ThatIsNotDeadWhich 2 years ago
I cant comment on neo-classic economy in general, but the Austrian school assumes that people act in their interests(even if they sometimes misunderstand what their interests are) and builds its economic claims on that. Id like to hear your favorite rebuttal on that school's views. With sources if possible, hard to post convicing arguments in the youtube commentary environment without that.
ivar197 2 years ago
The principal epistemological problem with Austrian economics is that it refuses to submit its models to falsification. That makes it a branch of political philosophy, not political economics (and, as noted below, means that it cannot make reliable predictions).
The principal pragmatic objection is that it does make predictions (in the form of policy recommendations), and those predictions fail across the board, whenever they are implemented.
ThatIsNotDeadWhich 2 years ago
i dont understand this. How are their models not open to falsification and if they are where is some solid rebuttal available, id be interested in hearing
ivar197 2 years ago
Falsification involves empirical evidence. If you do not accept the validity of empirical evidence, then you cannot falsify your models.
ThatIsNotDeadWhich 2 years ago
And as for the claim that governments are incapable of running things *in general*...
AHAHAHAHA
ROFLMAO
Very funny.
But back here in the real world, the German government runs the world's best train service, the French government runs the world's safest nuclear reactors, and the Danish government runs the power grid with the world's highest wind power penetration.
ThatIsNotDeadWhich 2 years ago
public sector can do a good job, no doubt. But they wont do a cost-effective job and in the process of doing so they eliminate competition and freedom, force their will on people and take away people's money with coercive force.
ivar197 2 years ago
"Cost-effective"?
Dude. Infrastructure isn't supposed to be "cost-effective." Infrastructure is supposed to *work.* All the time. That means that it's supposed to have redundancies built in, and redundancies are not "cost-effective."
And privately run infrastructure just plain doesn't work. Rail privatisations have uniformly been a disaster, electricity privatisations have uniformly resulted in redlined grids and gas-fired power plants. And so on and so forth.

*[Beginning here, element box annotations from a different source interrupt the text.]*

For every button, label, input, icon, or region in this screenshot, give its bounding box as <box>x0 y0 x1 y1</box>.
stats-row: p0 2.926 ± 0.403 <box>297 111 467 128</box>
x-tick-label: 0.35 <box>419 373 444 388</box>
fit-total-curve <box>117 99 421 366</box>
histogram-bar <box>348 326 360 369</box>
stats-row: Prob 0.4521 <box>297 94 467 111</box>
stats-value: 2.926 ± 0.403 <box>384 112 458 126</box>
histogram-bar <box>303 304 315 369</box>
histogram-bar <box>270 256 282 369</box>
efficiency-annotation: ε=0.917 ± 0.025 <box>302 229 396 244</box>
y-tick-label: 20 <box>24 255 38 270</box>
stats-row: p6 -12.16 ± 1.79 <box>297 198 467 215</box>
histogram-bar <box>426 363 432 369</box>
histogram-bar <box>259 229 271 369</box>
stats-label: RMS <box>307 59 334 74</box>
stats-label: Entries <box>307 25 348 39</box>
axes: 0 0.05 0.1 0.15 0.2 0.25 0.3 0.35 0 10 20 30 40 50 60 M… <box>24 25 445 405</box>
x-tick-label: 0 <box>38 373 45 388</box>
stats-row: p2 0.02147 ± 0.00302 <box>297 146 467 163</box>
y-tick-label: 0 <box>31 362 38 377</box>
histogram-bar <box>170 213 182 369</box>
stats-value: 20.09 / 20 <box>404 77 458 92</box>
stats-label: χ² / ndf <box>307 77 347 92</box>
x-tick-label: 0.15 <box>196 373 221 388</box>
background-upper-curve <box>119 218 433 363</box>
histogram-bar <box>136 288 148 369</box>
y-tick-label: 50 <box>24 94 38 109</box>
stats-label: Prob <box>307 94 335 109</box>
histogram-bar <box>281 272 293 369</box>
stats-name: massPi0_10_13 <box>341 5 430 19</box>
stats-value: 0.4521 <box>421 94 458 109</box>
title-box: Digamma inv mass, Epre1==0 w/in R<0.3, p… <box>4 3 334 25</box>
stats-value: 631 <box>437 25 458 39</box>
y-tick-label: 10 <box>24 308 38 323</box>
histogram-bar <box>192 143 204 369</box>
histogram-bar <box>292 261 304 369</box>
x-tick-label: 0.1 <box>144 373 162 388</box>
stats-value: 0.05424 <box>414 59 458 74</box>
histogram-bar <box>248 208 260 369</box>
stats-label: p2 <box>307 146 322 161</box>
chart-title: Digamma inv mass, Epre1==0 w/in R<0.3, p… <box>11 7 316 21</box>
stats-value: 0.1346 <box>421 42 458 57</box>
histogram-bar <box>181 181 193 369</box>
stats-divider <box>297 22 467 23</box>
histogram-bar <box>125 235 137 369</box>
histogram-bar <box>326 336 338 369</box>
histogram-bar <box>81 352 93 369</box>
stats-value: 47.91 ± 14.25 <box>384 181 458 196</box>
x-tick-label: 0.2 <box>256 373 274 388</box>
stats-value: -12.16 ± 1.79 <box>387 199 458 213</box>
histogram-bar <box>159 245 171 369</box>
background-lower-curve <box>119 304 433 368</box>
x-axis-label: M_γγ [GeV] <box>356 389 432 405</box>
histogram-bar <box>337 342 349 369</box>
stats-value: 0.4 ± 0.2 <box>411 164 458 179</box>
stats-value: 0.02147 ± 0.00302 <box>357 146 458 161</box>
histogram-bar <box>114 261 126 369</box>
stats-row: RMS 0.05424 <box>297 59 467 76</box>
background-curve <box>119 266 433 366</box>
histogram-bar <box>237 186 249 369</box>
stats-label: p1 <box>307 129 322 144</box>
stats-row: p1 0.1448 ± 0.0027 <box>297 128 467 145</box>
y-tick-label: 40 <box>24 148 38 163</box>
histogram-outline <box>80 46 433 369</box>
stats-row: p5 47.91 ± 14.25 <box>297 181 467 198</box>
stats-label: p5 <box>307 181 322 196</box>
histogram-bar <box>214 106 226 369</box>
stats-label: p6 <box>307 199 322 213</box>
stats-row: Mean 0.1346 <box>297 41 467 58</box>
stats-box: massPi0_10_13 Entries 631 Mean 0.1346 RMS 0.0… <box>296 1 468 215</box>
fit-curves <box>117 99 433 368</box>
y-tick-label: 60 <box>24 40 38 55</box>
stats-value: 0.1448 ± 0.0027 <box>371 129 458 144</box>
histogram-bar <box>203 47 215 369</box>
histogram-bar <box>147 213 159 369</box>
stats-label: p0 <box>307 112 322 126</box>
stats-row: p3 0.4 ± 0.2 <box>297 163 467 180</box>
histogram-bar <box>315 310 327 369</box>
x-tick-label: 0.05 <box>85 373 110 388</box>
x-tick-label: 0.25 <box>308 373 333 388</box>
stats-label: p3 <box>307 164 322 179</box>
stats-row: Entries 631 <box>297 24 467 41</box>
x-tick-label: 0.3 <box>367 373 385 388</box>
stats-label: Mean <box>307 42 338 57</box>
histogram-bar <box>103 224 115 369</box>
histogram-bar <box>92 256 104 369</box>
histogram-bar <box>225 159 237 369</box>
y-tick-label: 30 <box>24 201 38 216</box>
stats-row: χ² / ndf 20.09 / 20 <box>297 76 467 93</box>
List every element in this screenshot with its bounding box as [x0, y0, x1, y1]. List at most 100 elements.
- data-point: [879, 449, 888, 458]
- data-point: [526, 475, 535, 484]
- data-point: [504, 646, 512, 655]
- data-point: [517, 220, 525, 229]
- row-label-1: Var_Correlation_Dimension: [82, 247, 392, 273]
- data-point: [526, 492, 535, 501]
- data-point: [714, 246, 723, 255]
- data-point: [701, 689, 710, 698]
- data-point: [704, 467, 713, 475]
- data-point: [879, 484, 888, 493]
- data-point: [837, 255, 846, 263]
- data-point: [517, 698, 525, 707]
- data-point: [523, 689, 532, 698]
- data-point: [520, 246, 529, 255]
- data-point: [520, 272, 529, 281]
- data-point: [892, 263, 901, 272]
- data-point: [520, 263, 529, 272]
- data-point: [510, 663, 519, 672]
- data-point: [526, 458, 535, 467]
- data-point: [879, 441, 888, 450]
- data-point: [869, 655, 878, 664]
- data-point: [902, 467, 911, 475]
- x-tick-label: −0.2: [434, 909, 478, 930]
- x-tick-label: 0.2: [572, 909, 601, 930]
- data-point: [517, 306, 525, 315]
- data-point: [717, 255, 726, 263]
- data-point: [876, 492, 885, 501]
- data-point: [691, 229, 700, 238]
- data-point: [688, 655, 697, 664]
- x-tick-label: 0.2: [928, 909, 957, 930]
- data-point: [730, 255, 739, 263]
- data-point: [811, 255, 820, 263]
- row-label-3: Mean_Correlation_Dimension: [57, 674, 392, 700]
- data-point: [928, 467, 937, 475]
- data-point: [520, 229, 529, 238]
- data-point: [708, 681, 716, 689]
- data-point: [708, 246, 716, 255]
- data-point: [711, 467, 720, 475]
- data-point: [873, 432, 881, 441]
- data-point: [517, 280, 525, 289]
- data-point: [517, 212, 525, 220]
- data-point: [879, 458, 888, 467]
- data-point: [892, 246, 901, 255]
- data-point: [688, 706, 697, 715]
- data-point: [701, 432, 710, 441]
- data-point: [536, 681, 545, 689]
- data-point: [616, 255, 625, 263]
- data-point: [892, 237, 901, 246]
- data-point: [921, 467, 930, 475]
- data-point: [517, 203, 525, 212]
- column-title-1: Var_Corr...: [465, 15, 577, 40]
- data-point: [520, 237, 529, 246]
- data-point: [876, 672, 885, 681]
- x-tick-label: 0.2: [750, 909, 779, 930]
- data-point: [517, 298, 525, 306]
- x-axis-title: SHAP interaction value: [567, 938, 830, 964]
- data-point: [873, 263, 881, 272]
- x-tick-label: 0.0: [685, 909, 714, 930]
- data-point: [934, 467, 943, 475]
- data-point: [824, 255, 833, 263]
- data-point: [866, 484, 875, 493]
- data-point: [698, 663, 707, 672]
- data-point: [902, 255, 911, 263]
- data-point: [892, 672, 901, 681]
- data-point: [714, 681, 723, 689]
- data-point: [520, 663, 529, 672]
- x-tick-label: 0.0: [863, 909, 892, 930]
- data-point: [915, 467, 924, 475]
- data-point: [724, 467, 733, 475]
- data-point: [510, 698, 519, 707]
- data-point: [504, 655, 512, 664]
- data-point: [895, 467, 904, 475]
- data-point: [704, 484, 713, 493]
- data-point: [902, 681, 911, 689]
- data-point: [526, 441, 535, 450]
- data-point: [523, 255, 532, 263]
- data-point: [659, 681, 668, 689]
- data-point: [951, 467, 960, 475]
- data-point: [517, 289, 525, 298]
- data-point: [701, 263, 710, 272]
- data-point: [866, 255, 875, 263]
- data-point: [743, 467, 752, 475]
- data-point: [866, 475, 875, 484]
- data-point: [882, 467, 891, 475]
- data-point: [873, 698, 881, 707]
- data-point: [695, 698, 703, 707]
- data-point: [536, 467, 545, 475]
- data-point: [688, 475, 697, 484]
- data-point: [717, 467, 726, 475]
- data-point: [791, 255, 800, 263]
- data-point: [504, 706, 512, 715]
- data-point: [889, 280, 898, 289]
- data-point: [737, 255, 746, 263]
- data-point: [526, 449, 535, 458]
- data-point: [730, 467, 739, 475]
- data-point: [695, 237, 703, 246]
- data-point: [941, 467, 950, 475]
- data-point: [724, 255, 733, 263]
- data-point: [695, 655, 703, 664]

ThatIsNotDeadWhich 2 years ago
i see no reason why infrastructure that doesnt work reliably would be competitive in a free market.
As for the second paragraph, refer to my earlier post on empirical evidence
ivar197 2 years ago
There is no "market" for infrastructure, for a variety of obvious logistical reasons (marginal cost vs. sunk cost and winner-takes-all advantages, for two examples).
And while you are of course free to reject empirical evidence out of hand, this means that you cannot make predictions. Making predictions inherently involves exposing your model to falsification. That's page one of every epistemology textbook since Popper.